CHAPTER 27

“My sweet bitch of a sister was planning to hang herself tonight,” Eric revealed, his lip curling at Mitch unpleasantly. “Who wouldn’t buy that? Just think of the mess she’s made of her life. Mark inherits what’s hers, and Danielle has him comfortably under her thumb. With proper handling, Mark would have kept us afloat for several years.”

“By which time Poochie would die of natural causes and all of your money worries would be over,” Mitch said, glancing up at Danielle. She looked pale and frightened in the front pew.

“Exactly.” Eric merely looked determined as he knelt over Mitch, that knife held to his throat. It trembled slightly in his hand.

“And Bement? How did he figure into this?”

“He doesn’t,” Eric replied. “The kid could care less about money. All he thinks about is the Kershaw girl.”

“Eric, you sure were right about one thing,” Mitch concluded, pinned there on the floor with his hands lashed beneath him, his shoulders throbbing. “Madness runs in the family. You’re insane. You both are. And now you’re totally screwed. You should give yourselves up. Because they’ll never agree to your demands. You have no chance of getting away. None.”

“You’re wrong, Mitch. Everything’s going to be okay. But what’s taking them so long?”

“The snipers have to get in position,” Mitch explained, fighting off the overwhelming impulse to panic. He had to keep talking. As long as he was talking he could hang on. But how much longer? “Those guys, they’re amazing. They can zone-in on a freckle from a half-mile away. I imagine they’ll set up on the neighboring rooftops.”

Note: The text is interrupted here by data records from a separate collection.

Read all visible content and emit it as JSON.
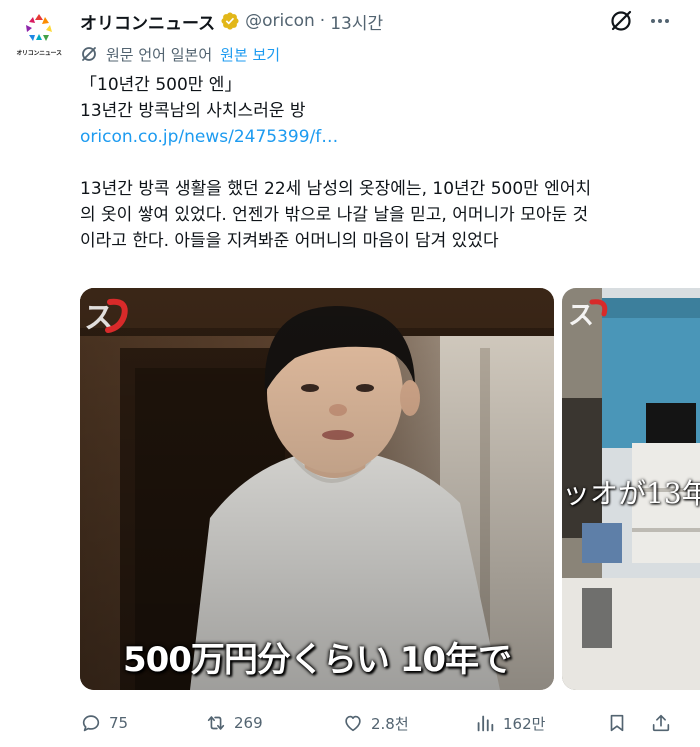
{
  "account": {
    "display_name": "オリコンニュース",
    "handle": "@oricon",
    "separator": "·",
    "time": "13시간",
    "avatar_text": "オリコンニュース"
  },
  "translation": {
    "label": "원문 언어 일본어",
    "show_original": "원본 보기"
  },
  "content": {
    "line1": "「10년간 500만 엔」",
    "line2": "13년간 방콕남의 사치스러운 방",
    "link": "oricon.co.jp/news/2475399/f…",
    "para_line1": "13년간 방콕 생활을 했던 22세 남성의 옷장에는, 10년간 500만 엔어치",
    "para_line2": "의 옷이 쌓여 있었다. 언젠가 밖으로 나갈 날을 믿고, 어머니가 모아둔 것",
    "para_line3": "이라고 한다. 아들을 지켜봐준 어머니의 마음이 담겨 있었다"
  },
  "media": {
    "left_caption": "500万円分くらい 10年で",
    "right_caption": "ッオが13年",
    "watermark": "ス"
  },
  "stats": {
    "replies": "75",
    "reposts": "269",
    "likes": "2.8천",
    "views": "162만"
  },
  "colors": {
    "accent": "#1d9bf0",
    "text": "#0f1419",
    "secondary": "#536471",
    "verified_gold": "#e2b719"
  }
}
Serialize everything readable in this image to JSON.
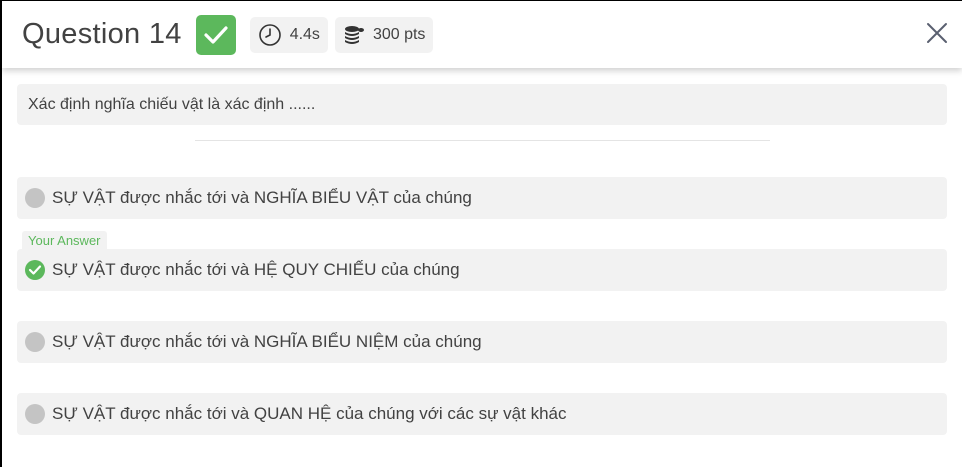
{
  "header": {
    "title": "Question 14",
    "time": "4.4s",
    "points": "300 pts",
    "status_icon": "check-icon",
    "time_icon": "clock-icon",
    "points_icon": "coins-icon",
    "close_icon": "close-icon"
  },
  "question": {
    "text": "Xác định nghĩa chiếu vật là xác định ......"
  },
  "answer_tag": "Your Answer",
  "options": [
    {
      "text": "SỰ VẬT được nhắc tới và NGHĨA BIỂU VẬT của chúng",
      "selected": false
    },
    {
      "text": "SỰ VẬT được nhắc tới và HỆ QUY CHIẾU của chúng",
      "selected": true
    },
    {
      "text": "SỰ VẬT được nhắc tới và NGHĨA BIỂU NIỆM của chúng",
      "selected": false
    },
    {
      "text": "SỰ VẬT được nhắc tới và QUAN HỆ của chúng với các sự vật khác",
      "selected": false
    }
  ],
  "colors": {
    "correct": "#5cb85c",
    "chip_bg": "#f2f2f2",
    "neutral_dot": "#c4c4c4",
    "text": "#424242"
  }
}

Eric glanced around at the windows, his eyes bulging with alarm. There were so many windows. So many different vantage points. He scrambled back behind Mitch, hugging him to his chest as a human shield. “They wouldn’t shoot up a church,” he argued.

“Won’t have to. You asked for a car to take us to the airport. As soon as we walk out the front door they’ll shoot you dead in your tracks. You won’t even know what hit you.”

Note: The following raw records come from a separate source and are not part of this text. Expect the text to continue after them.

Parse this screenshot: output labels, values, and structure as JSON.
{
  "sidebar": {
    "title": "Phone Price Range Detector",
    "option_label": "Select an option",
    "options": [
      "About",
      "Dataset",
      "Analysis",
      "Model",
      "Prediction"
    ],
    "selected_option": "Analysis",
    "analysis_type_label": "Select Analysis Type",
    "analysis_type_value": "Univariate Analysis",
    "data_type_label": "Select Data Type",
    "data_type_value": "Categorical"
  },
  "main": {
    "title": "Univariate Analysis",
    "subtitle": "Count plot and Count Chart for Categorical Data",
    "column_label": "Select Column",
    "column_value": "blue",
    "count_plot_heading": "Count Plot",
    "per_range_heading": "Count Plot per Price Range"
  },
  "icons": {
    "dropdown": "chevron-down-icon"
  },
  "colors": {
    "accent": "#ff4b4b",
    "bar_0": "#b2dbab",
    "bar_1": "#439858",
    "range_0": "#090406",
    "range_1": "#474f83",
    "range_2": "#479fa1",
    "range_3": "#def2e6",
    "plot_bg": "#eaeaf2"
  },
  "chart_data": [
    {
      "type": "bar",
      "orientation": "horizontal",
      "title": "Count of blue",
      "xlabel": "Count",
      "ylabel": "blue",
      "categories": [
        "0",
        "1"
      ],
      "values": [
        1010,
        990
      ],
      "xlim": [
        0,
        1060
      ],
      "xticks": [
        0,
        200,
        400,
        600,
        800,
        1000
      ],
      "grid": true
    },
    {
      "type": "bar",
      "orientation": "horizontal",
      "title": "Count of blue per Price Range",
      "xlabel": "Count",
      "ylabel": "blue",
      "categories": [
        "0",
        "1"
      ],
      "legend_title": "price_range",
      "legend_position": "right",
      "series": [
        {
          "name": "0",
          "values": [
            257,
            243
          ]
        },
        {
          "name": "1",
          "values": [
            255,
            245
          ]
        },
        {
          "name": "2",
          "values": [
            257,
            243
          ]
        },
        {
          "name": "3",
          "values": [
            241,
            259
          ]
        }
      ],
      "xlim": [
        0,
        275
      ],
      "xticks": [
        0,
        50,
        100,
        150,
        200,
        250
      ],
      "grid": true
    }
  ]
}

“Don’t try to rile me, Mitch. They’ll agree to our terms. We’ll be fine.”

“You two will never be fine,” Mitch said stubbornly. “You don’t trust each other.”

“Of course we do,” Danielle objected. “You’re wrong, Mitch.”

“Really? Then why did Eric tell me he thinks you’re fed up with him? I think he’s terrified that you really are having an affair with Mark.”

“I love my husband. I’d never do any such thing.”

“Eric doesn’t believe that, Danielle. He was afraid you’d try to pin this all on him and run off with Mark. It’s the classic double-cross. Think Out of the Past. Think The Killing, which it might interest you to know was directed by a young unknown named Stanley Kubrick.”

Danielle shook her head at him. “I don’t know what any of this means.”

“It means your boy has been fitting you for a pair of hot pink Jimmy Choos.”

“Now I really don’t know what you mean. But you’re wrong about us, Mitch. We’re together. We’ve always been together.”

“I’m not buying that, Danielle. You see, I’ve just spent quality time with someone who knows the real Eric. And she told me his so-called mission in life is all one big, pesticide-free scam. That he’s strictly about himself.”

“What are you talking about now?” Eric demanded angrily. “Who are you talking about?”

“A girl who deserved to be treated a whole lot better than you treated her,” Mitch answered, feeling the man’s entire body tense up. “You talked a lot about yourself in bed, Eric. You talked too much.”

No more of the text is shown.